The Russian prime minister pointed out that a problem of consumption of banned performance enhancing drugs in Russia exists but this situation is unacceptable in sports.
"Is there a doping problem here [in Russia]? Yes, there is," Medvedev said in an interview with Russian television channels on Thursday. "Obviously, this is totally unacceptable regarding common approaches to the development of sports in the modern world."
"However, I have issued instructions to our sports authorities, the Sports Ministry and other relevant bodies to stand fighting for our interests and the interests of all athletes to provide for their participation in international tournaments," Medvedev added.
The Russian prime minister went on to say that Russia must continue stepping up its fight against the abuse of performance enhancing drugs in sports.
"Are the rest of countries pure and innocent? This is what is the most annoying here, as we all know well about all of these cases [of doping abuse in other countries], but for some reason they are hiding these cases under a table and always come up with full-fledged assaults against us," he said. "It is crystal clear that the whole situation is linked with the global political situation, but, nevertheless we must carry on with our work [on the fight against doping]."
Medvedev said that personal sanctions should be toughened regarding athletes, who opt for cheating by consuming banned substances.
"On the whole, this is a responsibility of an athlete and it is up to him or her to make a final decision," he said. "I believe that we need to assume a tougher position on this issue in regard to everyone. who makes a decision to consume [banned] substances.
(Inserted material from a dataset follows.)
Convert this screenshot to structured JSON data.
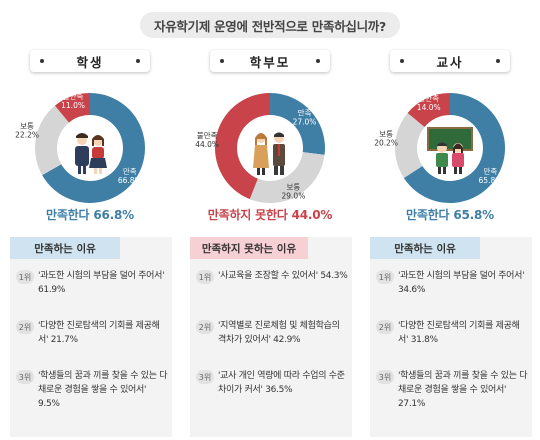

It should be understood that the final responsibility rests with an athlete and his doctor."
The world’s governing anti-doping body announced on September 23 that it had initiated a probe into the compliance status of the Russian Anti-Doping Agency (RUSADA) with the Code of the organization based on the inconsistencies discovered in the data from the Moscow Anti-Doping Laboratory.
On November 25, the WADA CRC reiterated its previous recommendation for the world anti-doping body’s Executive Committee (ExCo) to strip RUSADA (the Russian Anti-Doping Agency) of its compliance status and came up with a recommendation of additional sanctions against Russian sports.
Among the recommended sanctions, the CRC suggested barring Russia from all international sports competitions, including the Olympic and Paralympic Games, for a four-year period. The Committee also issued a recommendation to deprive Russia of the right to host international sports events during this period. The WADA Executive Committee will pass a final decision on Russia at its meeting on December 9 in Paris.
The WADA Executive Committee reinstated the compliance status of the Russian Anti-Doping Agency on September 20, 2018 on condition that before December 31, 2018 WADA experts would be granted access to doping samples at the Moscow Anti-Doping Lab, which was sealed off in connection with a federal investigation.
Specialists from WADA were granted access to the database of the Moscow Anti-Doping Laboratory in January this year and copied 24 terabytes of information on Russian athletes’ doping samples collected between 2012 and 2015. WADA experts finished their work to retrieve doping samples from the Moscow Lab on April 30 having collected 2,262 doping samples in 4,524 containers (Samples A and B).